Suitably lizard-brained on the crazy root juice, terrified of what you’ve just seen and read, you then perform the book’s infernal spells to raise the Devil and his legions of Hell. With the powers of darkness conjured to visual appearance, you command them to go find the treasure you’re after. That seems to be the central point of Touch Me Not.
The book also talks about treasure guardians. These are spirits and familiars associated with treasure. Besides dragons (and there was widespread belief at the time that dragons lorded over hoards of treasure, in ruined Catholic churches, in magical caves, and in vast underground realms), black dogs, snakes, and “spectral maidens” were believed to be types of spiritual creatures who might guard or guide you to treasure.
Bands of treasure hunters, a ruined landscape with dragons and treasure hoards, magicians, necromancers, fighters, and magical and holy relics. Does all this sound strangely familiar? It’s straight-up Dungeons and Dragons! Or, even closer still, it’s exactly like the currently popular fantasy skirmish game, Frostgrave, where dueling wizards wield dark magic as their warbands fight over treasure and magical items in a ruined city.
Besides the treasure hunting concerns of Touch Me Not, there are recipes and spells for other dark, necromantic purposes, such as creating a magical mirror for “viewing everything.” The process for making such a mirror is convoluted, torturous, and frankly, insane. The “recipe” involves an alloy made from specified “loths” of various metals (loth being an old German measurement for 1/2 of the “local ounce”) and a consecrated hand bell from a church (again with the looted church relics). The process takes three years and there are many steps and ingredients involved, all related to violence, death, and corpses: The brick dust from a gallows, the shirt from a hanged man, coffin nails and coffin wood, etc. When completed, the mirror is fumigated with burning goat and horse hair (fragrant!) and stored in a box made from coffin wood and nails. To use the mirror, it is placed on a grave. The grave is apparently used as the power source for turning the mirror “on.”
I have long thought that these exotic ingredient lists and drawn-out, torturous procedures found in grimoires are a way of ensuring that basically no one is ever actually going to be able to properly perform the ritual; that the whole sordid business is basically designed to be unattainablely aspirational, more to titillate, to scare, and to entertain.
In the opening essay, Hereward Tilton makes it clear that Touch Me Not was most likely a work of occult folk horror, an intentionally transgressive artifact that’s a piece of supernatural fiction more than a working manual of the black arts.
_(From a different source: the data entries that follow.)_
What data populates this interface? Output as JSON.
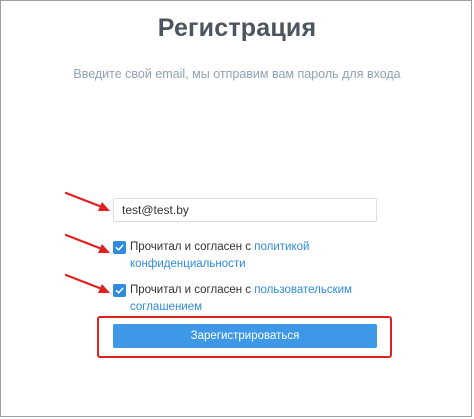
{
  "page": {
    "title": "Регистрация",
    "subtitle": "Введите свой email, мы отправим вам пароль для входа"
  },
  "form": {
    "email_value": "test@test.by",
    "privacy": {
      "checked": true,
      "text": "Прочитал и согласен с ",
      "link_line1": "политикой",
      "link_line2": "конфиденциальности"
    },
    "terms": {
      "checked": true,
      "text": "Прочитал и согласен с ",
      "link_line1": "пользовательским",
      "link_line2": "соглашением"
    },
    "submit_label": "Зарегистрироваться"
  },
  "colors": {
    "accent": "#2f8be0",
    "button": "#3d98e8",
    "annotation": "#e12020",
    "title": "#4a5560",
    "subtitle": "#8fa3b5"
  },
  "icons": {
    "checkbox": "check-icon",
    "annotation": "red-arrow-icon"
  }
}
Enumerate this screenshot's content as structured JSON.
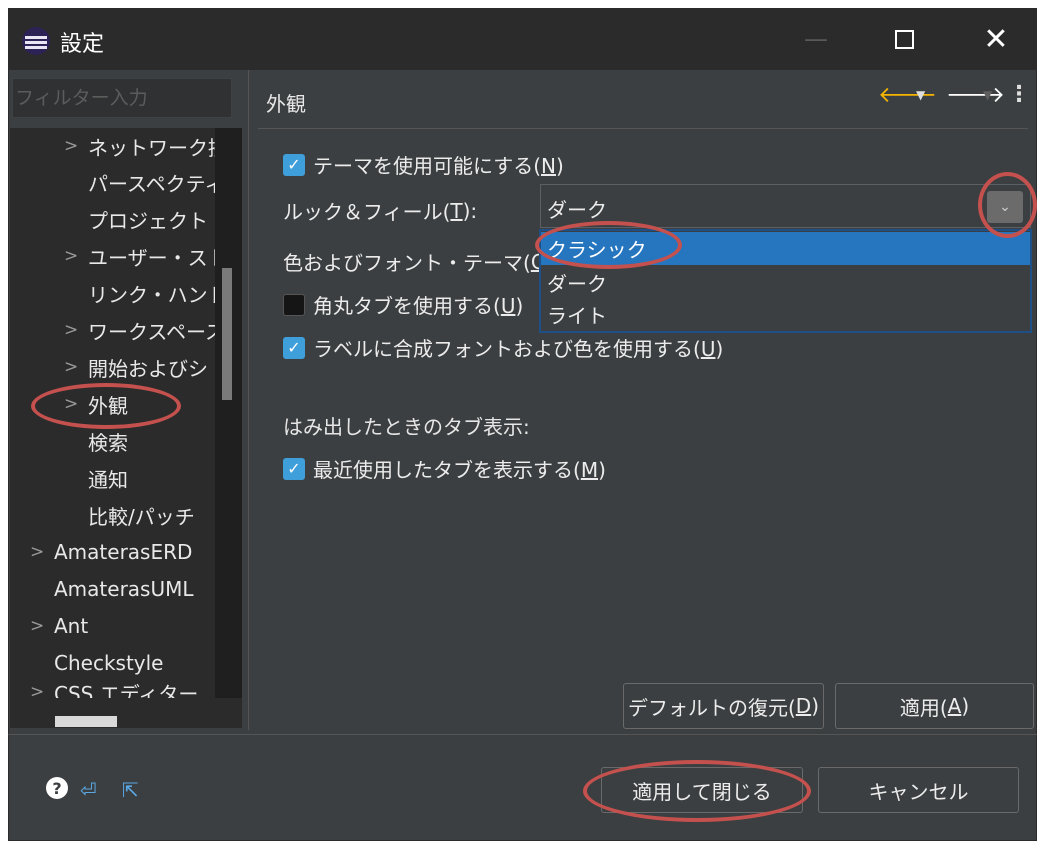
{
  "window": {
    "title": "設定",
    "icon": "eclipse-icon"
  },
  "window_controls": {
    "minimize": "—",
    "close": "✕"
  },
  "sidebar": {
    "filter_placeholder": "フィルター入力",
    "items": [
      {
        "label": "ネットワーク接",
        "expandable": true
      },
      {
        "label": "パースペクティ",
        "expandable": false
      },
      {
        "label": "プロジェクト・",
        "expandable": false
      },
      {
        "label": "ユーザー・スト",
        "expandable": true
      },
      {
        "label": "リンク・ハンド",
        "expandable": false
      },
      {
        "label": "ワークスペース",
        "expandable": true
      },
      {
        "label": "開始およびシ",
        "expandable": true
      },
      {
        "label": "外観",
        "expandable": true
      },
      {
        "label": "検索",
        "expandable": false
      },
      {
        "label": "通知",
        "expandable": false
      },
      {
        "label": "比較/パッチ",
        "expandable": false
      },
      {
        "label": "AmaterasERD",
        "expandable": true
      },
      {
        "label": "AmaterasUML",
        "expandable": false
      },
      {
        "label": "Ant",
        "expandable": true
      },
      {
        "label": "Checkstyle",
        "expandable": false
      },
      {
        "label": "CSS エディター",
        "expandable": true
      }
    ]
  },
  "page": {
    "title": "外観",
    "nav_icons": {
      "back": "🡐",
      "dropdown": "▼",
      "forward": "🡒",
      "menu": "⋮"
    },
    "enable_theme": {
      "label": "テーマを使用可能にする(",
      "mnemonic": "N",
      "suffix": ")",
      "checked": true
    },
    "look_and_feel": {
      "label": "ルック＆フィール(",
      "mnemonic": "T",
      "suffix": "):",
      "value": "ダーク",
      "options": [
        "クラシック",
        "ダーク",
        "ライト"
      ],
      "highlighted": "クラシック"
    },
    "color_font_theme": {
      "label": "色およびフォント・テーマ(",
      "mnemonic": "C",
      "suffix": "):"
    },
    "rounded_tabs": {
      "label": "角丸タブを使用する(",
      "mnemonic": "U",
      "suffix": ")",
      "checked": false
    },
    "mixed_fonts": {
      "label": "ラベルに合成フォントおよび色を使用する(",
      "mnemonic": "U",
      "suffix": ")",
      "checked": true
    },
    "tab_overflow_label": "はみ出したときのタブ表示:",
    "recent_tabs": {
      "label": "最近使用したタブを表示する(",
      "mnemonic": "M",
      "suffix": ")",
      "checked": true
    },
    "restore_defaults": {
      "label": "デフォルトの復元(",
      "mnemonic": "D",
      "suffix": ")"
    },
    "apply": {
      "label": "適用(",
      "mnemonic": "A",
      "suffix": ")"
    }
  },
  "footer": {
    "apply_and_close": "適用して閉じる",
    "cancel": "キャンセル",
    "icons": [
      "help-icon",
      "import-icon",
      "export-icon"
    ]
  },
  "annotation_color": "#c4514e"
}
He points out that a book like this would be so rare, so expensive, that the only sort of person who could afford it would not likely be the sort who’d be traipsing into the deep forest in search of mythical treasure.
Seen in this light, Touch Me Not is a very fascinating and immersive form of supernatural horror, and an artifact unlike any in my collection. One of the other amazing things about this Fulgur edition is that it’s extremely affordable, at $46.50. Of course, if you’re not in the UK, there’s the high cost of shipping. If you want one, I would suggest grabbing it quick. I hear it’s selling out fast. If you do acquire this infernal tome, remember, as the last lines of the text warn, “meddling in this art never goes unpunished.”